Mr. Cannon-Brookes went to bed after sending a tweet to Elon Musk asking whether the proposal was accurate. Mr. Musk publicly said that Tesla’s technology was capable of doing so, and if it weren’t up and operating within 100 days of contracts being signed, Tesla would provide it for free.

Over the last century, Australia has been gradually hotter, resulting in cycles of extended droughts followed by brief, rainy seasons that include bushfires. Congress has been sluggish in cutting emissions from electricity production in part because of concerns about the safety of the country’s energy supply if coal-fired facilities are shut down. Mr. Cannon-Brookes and other wealthy Australians have pushed for change in previous center-right federal administrations regarded as not taking action.

Once deployed, the Tesla battery in South Australia helps the grid during unpredictable supply or demand. A key stakeholder in iron-ore producer Fortescue Metals Group Ltd., Andrew Forrest, has advocated for Australia’s role as a center for generating environmentally-friendly hydrogen.

Cannon-Brookes’ choice to surround himself with renewable energy specialists convinced him that the company’s coal units would become stranded assets, according to Andrew Vesey, AGL’s former CEO. Two members from Cannon-Brookes’ Grok Ventures, which just purchased a sizable position in AGL, are interested in serving on the board.

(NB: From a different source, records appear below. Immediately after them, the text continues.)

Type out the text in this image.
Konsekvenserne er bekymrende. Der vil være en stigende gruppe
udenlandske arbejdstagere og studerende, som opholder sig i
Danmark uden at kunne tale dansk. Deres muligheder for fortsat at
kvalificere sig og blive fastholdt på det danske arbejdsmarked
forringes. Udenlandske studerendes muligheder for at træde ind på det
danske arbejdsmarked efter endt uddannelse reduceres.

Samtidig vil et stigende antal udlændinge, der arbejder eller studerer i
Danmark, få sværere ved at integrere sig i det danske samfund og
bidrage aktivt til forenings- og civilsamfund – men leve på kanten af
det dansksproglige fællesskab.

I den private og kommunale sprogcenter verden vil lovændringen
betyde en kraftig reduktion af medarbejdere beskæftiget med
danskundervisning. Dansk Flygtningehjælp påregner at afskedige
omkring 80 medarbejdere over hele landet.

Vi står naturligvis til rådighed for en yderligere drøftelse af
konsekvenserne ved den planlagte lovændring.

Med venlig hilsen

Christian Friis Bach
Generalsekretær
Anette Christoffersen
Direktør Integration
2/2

Mr. Cannon-Brookes’ purchase of the AGL interest and other players’ objections to the company’s split of assets made it more challenging to achieve this goal. To separate AGL, the company required the support of 75% of its shareholders. Debby Blakey, CEO of Hesta, an Australian pension fund with a tiny investment in AGL and disapproved of its break-up plan, says that shareholders are increasingly asking that firms play a more significant role in achieving a rapid, fair, and orderly transition to a low-carbon future.

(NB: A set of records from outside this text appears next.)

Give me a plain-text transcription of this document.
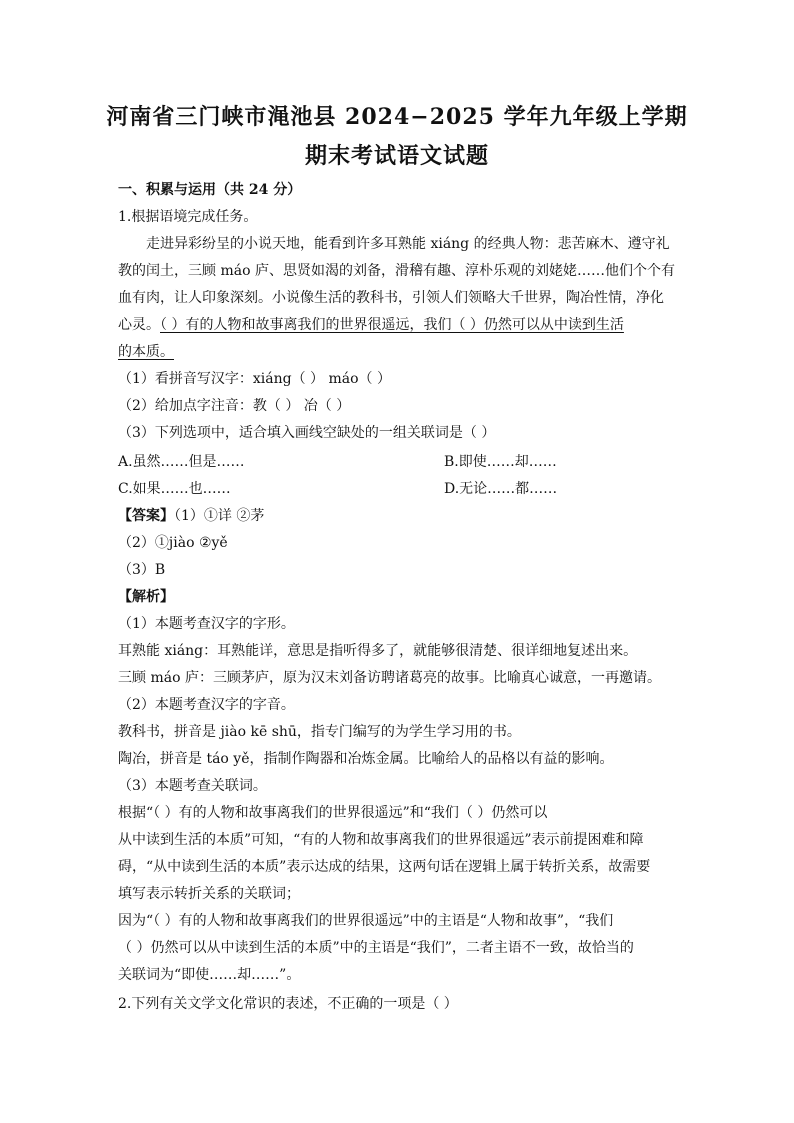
河南省三门峡市渑池县 2024−2025 学年九年级上学期
期末考试语文试题
一、积累与运用（共 24 分）
1.根据语境完成任务。
走进异彩纷呈的小说天地，能看到许多耳熟能 xiáng 的经典人物：悲苦麻木、遵守礼
教的闰土，三顾 máo 庐、思贤如渴的刘备，滑稽有趣、淳朴乐观的刘姥姥……他们个个有
血有肉，让人印象深刻。小说像生活的教科书，引领人们领略大千世界，陶冶性情，净化
心灵。（ ）有的人物和故事离我们的世界很遥远，我们（ ）仍然可以从中读到生活
的本质。
（1）看拼音写汉字：xiáng（ ） máo（ ）
（2）给加点字注音：教（ ） 冶（ ）
（3）下列选项中，适合填入画线空缺处的一组关联词是（ ）
A.虽然……但是……	B.即使……却……
C.如果……也……	D.无论……都……
【答案】（1）①详 ②茅
（2）①jiào ②yě
（3）B
【解析】
（1）本题考查汉字的字形。
耳熟能 xiáng：耳熟能详，意思是指听得多了，就能够很清楚、很详细地复述出来。
三顾 máo 庐：三顾茅庐，原为汉末刘备访聘诸葛亮的故事。比喻真心诚意，一再邀请。
（2）本题考查汉字的字音。
教科书，拼音是 jiào kē shū，指专门编写的为学生学习用的书。
陶冶，拼音是 táo yě，指制作陶器和冶炼金属。比喻给人的品格以有益的影响。
（3）本题考查关联词。
根据“（ ）有的人物和故事离我们的世界很遥远”和“我们（ ）仍然可以
从中读到生活的本质”可知，“有的人物和故事离我们的世界很遥远”表示前提困难和障
碍，“从中读到生活的本质”表示达成的结果，这两句话在逻辑上属于转折关系，故需要
填写表示转折关系的关联词；
因为“（ ）有的人物和故事离我们的世界很遥远”中的主语是“人物和故事”，“我们
（ ）仍然可以从中读到生活的本质”中的主语是“我们”，二者主语不一致，故恰当的
关联词为“即使……却……”。
2.下列有关文学文化常识的表述，不正确的一项是（ ）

There were some doubts about the benefits of AGL’s separation plan, according to several experts. At its last estimate, AGL anticipated that the separation would cost up to 260 million Australian dollars ($186.2 million). AGL said on Monday that its strategy was the most appropriate one for the business. But instead of doing that, AGL is starting a strategic review that involves collaborating with Grok Ventures. 

The post Climate Change: Tech Billionaire Wins Battle Against Australia’s Biggest Polluter appeared first on Best Stocks.